Thursday, June 21, 2012

Part Twenty-Eight, Chapter Six - Presumably Puerto Rico, But Who Else?

In Hubbard's satirical take on America, there's a talk show called Midnight All Day hosted by someone named Donny Fartson.  Truly this author is as insightful as he is hilarious.

Days pass, the media blitzkrieg goes on, and Whiz Kid fever continues to spread.  The scheduled test drive morphs into a Demolition Derby and Combined Endurance Run pitting Heller against professional racers.  A Whiz Kid video game is sold in drug stores (?), and "If you won, you got to wear glasses" (?!).  Heller installs his alien carburetor, unknowingly bringing it closer to destruction by running it for an hour.  And Utanc is completely absent from the chapter, again begging the question of why in the Nine Hells she was put in the story in the first place.

Gris decides that "Maybe Madison knew something I didn't know," proving that given enough time he will eventually be able to spot the obvious.  Unfortunately Madison is so busy he doesn't even hear Gris' attempts to yell at him.  So instead the Apparatus agent visits Mr. Bury to talk about the "other thing," and after Bury mistakes the subject for two of Rockecenter's mistresses, he admits that while he hasn't the slightest idea of what Madison is up to, he has full confidence in the man's work.

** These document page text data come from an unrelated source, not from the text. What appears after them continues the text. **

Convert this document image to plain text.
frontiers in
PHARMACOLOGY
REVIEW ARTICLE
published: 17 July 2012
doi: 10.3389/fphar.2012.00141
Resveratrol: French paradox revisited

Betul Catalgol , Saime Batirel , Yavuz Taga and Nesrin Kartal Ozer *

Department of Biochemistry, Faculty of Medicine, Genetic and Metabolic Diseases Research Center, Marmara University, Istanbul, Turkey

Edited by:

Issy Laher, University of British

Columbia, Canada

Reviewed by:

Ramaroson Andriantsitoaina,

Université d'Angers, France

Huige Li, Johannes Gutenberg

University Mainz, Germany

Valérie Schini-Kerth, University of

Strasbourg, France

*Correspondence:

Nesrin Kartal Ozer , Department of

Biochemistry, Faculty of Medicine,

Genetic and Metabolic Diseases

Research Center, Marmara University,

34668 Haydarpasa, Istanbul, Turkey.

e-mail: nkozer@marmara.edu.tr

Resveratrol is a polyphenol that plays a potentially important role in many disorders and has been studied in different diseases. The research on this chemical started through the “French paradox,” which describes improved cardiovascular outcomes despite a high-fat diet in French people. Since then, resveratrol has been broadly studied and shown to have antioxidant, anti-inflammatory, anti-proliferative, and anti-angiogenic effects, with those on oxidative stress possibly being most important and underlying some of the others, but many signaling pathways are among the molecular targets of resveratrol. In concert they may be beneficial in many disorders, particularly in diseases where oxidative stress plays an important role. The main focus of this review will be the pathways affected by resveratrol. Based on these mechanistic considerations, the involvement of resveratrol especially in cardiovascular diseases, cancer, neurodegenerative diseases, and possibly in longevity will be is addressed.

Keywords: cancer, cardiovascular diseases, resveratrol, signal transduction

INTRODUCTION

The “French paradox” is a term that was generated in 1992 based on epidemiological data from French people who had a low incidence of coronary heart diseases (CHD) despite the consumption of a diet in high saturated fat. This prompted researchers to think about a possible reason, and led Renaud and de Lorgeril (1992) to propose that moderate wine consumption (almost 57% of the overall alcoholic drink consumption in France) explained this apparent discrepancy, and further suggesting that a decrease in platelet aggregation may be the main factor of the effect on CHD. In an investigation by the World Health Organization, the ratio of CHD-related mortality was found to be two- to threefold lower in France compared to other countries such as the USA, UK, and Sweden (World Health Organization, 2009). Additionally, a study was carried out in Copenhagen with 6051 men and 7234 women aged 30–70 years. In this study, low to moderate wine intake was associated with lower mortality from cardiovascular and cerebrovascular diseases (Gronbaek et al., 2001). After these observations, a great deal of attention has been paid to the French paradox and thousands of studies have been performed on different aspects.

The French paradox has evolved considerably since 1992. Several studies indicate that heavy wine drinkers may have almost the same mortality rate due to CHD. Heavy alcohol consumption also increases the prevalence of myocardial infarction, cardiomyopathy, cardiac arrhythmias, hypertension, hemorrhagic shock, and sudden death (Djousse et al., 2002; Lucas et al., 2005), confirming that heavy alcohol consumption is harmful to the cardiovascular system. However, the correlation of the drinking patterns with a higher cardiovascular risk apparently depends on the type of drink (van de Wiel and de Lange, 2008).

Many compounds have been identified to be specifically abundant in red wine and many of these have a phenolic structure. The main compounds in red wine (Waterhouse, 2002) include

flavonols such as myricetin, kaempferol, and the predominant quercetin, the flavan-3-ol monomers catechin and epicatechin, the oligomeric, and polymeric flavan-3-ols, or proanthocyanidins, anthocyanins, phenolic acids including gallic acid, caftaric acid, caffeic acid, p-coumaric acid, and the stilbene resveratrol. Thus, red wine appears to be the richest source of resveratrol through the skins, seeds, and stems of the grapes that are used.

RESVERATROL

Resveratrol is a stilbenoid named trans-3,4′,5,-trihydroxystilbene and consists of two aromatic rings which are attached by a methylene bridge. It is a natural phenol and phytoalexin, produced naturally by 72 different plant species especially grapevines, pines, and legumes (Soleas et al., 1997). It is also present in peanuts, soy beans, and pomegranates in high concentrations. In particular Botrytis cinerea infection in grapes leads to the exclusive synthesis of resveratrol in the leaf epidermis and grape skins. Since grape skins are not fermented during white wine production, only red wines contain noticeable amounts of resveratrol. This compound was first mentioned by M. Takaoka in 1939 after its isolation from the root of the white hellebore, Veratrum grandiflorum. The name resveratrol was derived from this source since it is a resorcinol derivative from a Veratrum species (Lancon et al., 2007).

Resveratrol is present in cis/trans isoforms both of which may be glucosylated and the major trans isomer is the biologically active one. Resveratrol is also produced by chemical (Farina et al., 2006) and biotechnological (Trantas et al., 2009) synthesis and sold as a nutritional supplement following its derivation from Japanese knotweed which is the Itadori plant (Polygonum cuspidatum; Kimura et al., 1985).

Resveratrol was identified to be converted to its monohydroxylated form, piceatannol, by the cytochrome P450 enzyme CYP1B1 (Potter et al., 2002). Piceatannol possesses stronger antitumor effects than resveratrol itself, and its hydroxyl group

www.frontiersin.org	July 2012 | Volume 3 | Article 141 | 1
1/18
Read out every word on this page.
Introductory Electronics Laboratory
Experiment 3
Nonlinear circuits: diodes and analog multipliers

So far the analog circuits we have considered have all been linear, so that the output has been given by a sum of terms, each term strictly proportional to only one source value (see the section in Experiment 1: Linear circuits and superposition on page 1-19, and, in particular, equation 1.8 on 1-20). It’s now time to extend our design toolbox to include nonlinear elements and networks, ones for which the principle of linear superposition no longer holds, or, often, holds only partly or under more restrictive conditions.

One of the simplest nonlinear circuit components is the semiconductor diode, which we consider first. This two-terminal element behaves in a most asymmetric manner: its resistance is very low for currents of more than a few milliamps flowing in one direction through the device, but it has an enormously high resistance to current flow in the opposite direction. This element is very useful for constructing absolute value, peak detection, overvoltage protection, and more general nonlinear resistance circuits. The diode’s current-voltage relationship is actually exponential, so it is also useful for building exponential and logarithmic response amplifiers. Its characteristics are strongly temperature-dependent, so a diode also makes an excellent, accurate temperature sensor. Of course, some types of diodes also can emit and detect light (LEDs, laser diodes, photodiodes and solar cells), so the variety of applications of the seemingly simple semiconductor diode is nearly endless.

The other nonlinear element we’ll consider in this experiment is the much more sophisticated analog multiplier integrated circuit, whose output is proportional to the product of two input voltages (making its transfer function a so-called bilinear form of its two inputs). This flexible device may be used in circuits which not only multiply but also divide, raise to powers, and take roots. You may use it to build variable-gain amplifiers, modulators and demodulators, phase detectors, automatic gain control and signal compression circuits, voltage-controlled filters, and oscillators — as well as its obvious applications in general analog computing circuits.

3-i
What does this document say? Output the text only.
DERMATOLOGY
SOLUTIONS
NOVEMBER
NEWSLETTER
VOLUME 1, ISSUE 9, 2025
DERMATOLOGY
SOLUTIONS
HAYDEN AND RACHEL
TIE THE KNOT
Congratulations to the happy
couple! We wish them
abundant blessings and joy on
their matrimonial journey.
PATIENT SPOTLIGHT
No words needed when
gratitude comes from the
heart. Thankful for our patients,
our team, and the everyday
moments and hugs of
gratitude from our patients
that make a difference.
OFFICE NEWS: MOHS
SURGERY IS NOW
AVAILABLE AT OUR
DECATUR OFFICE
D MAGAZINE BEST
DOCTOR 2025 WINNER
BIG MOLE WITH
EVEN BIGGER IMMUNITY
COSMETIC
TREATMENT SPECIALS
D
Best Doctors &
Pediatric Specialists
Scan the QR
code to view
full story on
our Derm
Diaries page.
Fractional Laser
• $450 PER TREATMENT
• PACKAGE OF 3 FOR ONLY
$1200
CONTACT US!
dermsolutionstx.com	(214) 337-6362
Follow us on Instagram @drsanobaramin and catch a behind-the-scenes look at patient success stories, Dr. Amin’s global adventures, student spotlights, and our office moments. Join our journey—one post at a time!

So Gris does the only logical thing: he goes back to Madison's office and patiently waits until the end of the day, then confronts Madison and asks him to sit down and explain what the plan is and how a faulty carburetor doesn't affect - oh, wait, he doesn't do that.  Instead he gets Mr. Bury to give him the address of the Narcotici mob headquarters.

Yes, Gris has decided that since he doesn't know what the plan is (because he hasn't asked) and has concluded that everyone else is incompetent, he's going to bring in a third party to settle things.  He takes a taxi to the (bad) mafia's lair, which is right next to a courthouse, police headquarters and Federal Building.

The splendid sign, Total Control, Inc., fanned above a splendid arch.  The lobby had murals of American flags, depicting its evolution from Betsy Tea--calmly sewing the first flag with a joint in her smiling mouth--and adding star by star the appropriate and applicable drug of the state with charming little frescoes of the events.  Obviously, American history was firmly based on drugs.  The murals stopped with fifty-four stars, which dated the mural.  A group of schoolchildren were on a guided tour but I pushed through them.

Hey, the drugs are back.  They popped up at the beginning of the previous book and were in the background of two scenes in this one, but I guess the implication here is that America's firmly a drug culture with states selecting which mind-altering substances best represents them.  Even though nothing else we've been shown reinforces that.  It's not like we've had clients at the Gracious Palms complaining about the Corleones' "no-drugs" policy, or crowds of red-eyed college students trying to eat their research papers, or Izzy shaking off his cocaine addiction.

Also, I am now more interested in who the four newest members of the United States are than anything else going on in this story.

Gris wants to see Faustino "The Noose" Narcotici and a secretary leads him into what he mistakes for an elevator, only for the girl to push a button and send Gris through a trap door and down a chute.  Gris is a genuine firearms expert, so that even after that rattling experience and having someone shove a gun barrel in his face, he's able to identify the weapon as a Bernadelli Model 80 .380 ACP seven-shot automatic pistol just by looking at it from the wrong end.  Some Sicilian mooks take Gris' pistol, complain about the noob "Fed" not checking his weapon in the coatroom and spooking the secretary when he set off the hidden metal detectors, but when Gris explains that he's here to see the boss and knows Mr. Bury, they send him on his way.

So Gris gets sent upstairs this time, and passes through the place New York's finest citizens gather every Saturday to get their mob pay-offs, "a huge banquet hall decorated with baskets of money and naked brunettes holding them..." what, they just stand around completely starkers all day long?  Past that is Faustino's office and the man himself, someone so fat his eyes are nearly hidden by drooping bags of flesh.

Pleasantries are exchanged, Gris decides to show off his Italian, and after throwing Bury's name around he gets Faustino to loan him a pair of snipers for the race day.  Gris leaves, apologizes to the secretary in the lobby, and discovers that after they took his gun the mafia goons stuck an explosive plug in the barrel that would have taken his hand off if he tried to fire it.  Gris laments that you can't trust the mafia.  "They weren't honest."

On the bright side, now he has a pair of hitmen set to shoot out the tires of Heller's car during the upcoming derby, which will surely discredit and embarrass Heller, or even send him to the hospital!  Yes, everything is fine now that Gris has gone behind his boss' back to "fix" a plan he doesn't know the details of.  I mean, what are the odds that this could backfire horribly, or clash with the other conspirators' plans in a way that leaves Heller the victor?